The beneficial effects of the technical scheme are as follows: whether the target IT equipment fails or not can be intuitively determined according to the scores by directly determining whether the target IT equipment fails or not by using the score comparison mode, and the judging efficiency is improved.
In one embodiment, as shown in fig. 3, the method further comprises:
step S301, generating a fault code of the target IT equipment according to the specific fault information of the target IT equipment;
Step S302, searching a fault point corresponding to the fault code, positioning the fault point and obtaining an electronic positioning result;
Step S303, inquiring a fault solution corresponding to the fault point;
And step S304, displaying the fault solution and the electronic positioning result.
The beneficial effects of the technical scheme are as follows: the maintenance personnel can quickly and accurately know the fault point of the fault of the target IT equipment and a specific maintenance scheme, and further can quickly maintain the target IT equipment so as to ensure the working efficiency and the service quality of the target IT equipment, and the experience of a user is further improved.
In one embodiment, the clustering the processed periodic performance data according to the preset fault type, after obtaining the clustering result, further includes:
Acquiring a target business operation related to the clustering result, acquiring a business input instruction related to the target business operation, and calling first data A 1 and second data A 2 related to the business input instruction from an equipment database and a management database;
Determining a first capacity of the first data A 1, determining a second capacity of the second data A 2, judging whether the first capacity and the second capacity are empty, and if yes, performing invalid feedback to the sub-component of the target IT device;
otherwise, determining a first code χ 1 of the first data a 1 and performing a first classification process;
Meanwhile, determining a second code χ 2 of the second data A 2, and performing second classification processing;
Wherein i=1, 2; A cumulative multiplication of the index values χ ij representing the different characteristic indices of j=1, 2..n in the i-th data; r ij+1 represents the feature code value of the j+1th feature index in the ith data; r ij represents the feature code value of the j-th feature index in the i-th data; k1 represents the number of feature coding sequences of the jth feature index in the ith data; /(I) A sequence value representing a kth feature code sequence in a jth feature index in the ith data; alpha k represents the sequence weight of the kth feature coding sequence in the jth feature index in the ith data, and n represents the number of feature indexes;
And according to the classification areas corresponding to the first classification result S 1 and the second classification result S 2, effective feedback is carried out on the corresponding sub-components in the target IT equipment, and corresponding feedback information is sent to be displayed.

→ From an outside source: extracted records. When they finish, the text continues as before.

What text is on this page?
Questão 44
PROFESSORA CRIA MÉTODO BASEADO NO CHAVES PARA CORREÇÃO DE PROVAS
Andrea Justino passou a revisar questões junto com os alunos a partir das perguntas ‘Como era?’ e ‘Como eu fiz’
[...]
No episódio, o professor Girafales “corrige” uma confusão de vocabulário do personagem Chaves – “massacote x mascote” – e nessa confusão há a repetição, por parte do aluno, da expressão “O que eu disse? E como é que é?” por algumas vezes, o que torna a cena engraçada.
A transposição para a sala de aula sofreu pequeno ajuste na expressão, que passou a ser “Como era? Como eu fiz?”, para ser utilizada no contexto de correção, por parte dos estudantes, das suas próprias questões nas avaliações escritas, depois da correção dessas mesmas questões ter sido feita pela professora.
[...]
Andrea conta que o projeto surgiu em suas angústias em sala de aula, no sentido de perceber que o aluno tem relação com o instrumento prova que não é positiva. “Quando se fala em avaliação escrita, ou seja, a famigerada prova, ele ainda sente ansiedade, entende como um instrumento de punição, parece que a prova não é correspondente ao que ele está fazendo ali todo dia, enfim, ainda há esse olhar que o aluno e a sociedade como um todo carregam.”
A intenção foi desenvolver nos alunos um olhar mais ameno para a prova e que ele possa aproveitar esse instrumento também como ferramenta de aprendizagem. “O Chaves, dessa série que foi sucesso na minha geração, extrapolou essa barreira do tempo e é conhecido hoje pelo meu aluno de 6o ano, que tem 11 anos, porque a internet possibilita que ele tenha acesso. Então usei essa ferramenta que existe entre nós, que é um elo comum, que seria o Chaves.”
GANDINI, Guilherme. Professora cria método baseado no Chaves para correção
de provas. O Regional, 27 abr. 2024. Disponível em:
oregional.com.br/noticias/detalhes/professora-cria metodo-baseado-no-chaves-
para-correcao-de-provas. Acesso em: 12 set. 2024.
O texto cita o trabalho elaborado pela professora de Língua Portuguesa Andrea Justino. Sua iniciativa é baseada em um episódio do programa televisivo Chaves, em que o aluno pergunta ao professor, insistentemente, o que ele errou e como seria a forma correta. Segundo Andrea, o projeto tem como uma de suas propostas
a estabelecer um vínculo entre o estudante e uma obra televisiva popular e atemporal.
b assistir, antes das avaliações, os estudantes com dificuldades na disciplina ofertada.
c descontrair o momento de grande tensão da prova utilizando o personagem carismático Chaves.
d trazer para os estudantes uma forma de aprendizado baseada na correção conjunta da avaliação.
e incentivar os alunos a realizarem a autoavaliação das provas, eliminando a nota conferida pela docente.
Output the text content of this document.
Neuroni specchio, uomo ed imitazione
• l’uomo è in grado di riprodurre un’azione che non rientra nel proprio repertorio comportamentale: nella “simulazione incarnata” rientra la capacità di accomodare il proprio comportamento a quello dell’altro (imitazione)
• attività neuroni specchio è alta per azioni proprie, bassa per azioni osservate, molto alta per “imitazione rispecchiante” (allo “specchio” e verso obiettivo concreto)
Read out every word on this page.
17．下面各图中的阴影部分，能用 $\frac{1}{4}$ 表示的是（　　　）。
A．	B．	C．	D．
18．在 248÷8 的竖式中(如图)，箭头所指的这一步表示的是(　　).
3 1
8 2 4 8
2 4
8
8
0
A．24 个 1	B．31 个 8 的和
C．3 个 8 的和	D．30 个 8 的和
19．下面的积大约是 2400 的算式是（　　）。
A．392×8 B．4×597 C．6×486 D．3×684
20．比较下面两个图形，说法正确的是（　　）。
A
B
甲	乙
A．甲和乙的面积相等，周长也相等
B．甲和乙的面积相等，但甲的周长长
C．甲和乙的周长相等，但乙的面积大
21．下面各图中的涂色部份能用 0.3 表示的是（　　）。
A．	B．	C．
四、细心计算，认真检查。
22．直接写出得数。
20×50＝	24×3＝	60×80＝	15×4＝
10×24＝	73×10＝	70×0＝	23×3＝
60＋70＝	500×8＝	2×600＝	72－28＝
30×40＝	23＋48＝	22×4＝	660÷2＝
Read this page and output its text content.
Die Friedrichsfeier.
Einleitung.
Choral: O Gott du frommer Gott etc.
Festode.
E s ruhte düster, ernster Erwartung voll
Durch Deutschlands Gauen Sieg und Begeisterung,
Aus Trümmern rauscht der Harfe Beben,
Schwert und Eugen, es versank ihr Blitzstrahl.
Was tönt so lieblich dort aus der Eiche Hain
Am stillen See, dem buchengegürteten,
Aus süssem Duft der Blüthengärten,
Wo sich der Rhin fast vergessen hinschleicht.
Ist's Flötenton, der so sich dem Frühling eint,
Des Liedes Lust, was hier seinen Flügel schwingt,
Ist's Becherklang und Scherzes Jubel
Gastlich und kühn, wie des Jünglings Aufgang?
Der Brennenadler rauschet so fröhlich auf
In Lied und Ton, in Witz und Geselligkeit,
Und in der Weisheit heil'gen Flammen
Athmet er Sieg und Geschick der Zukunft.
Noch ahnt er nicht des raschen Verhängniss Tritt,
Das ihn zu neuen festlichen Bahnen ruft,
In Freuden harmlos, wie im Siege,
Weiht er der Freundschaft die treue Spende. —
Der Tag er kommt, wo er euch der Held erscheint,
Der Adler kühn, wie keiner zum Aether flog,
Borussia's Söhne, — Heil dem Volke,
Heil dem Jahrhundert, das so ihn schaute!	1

The beneficial effects of the technical scheme are as follows: whether the classification of the clustering result is effective and whether the classification has a reasonable effect on the target IT equipment can be accurately confirmed, further, whether the target IT equipment has a certain fault or not can be accurately confirmed according to the feedback result by effectively or invalidively feeding back the corresponding sub-components in the target IT equipment, on the other hand, the fault judgment of the target IT equipment is realized, and the fault judgment accuracy is improved.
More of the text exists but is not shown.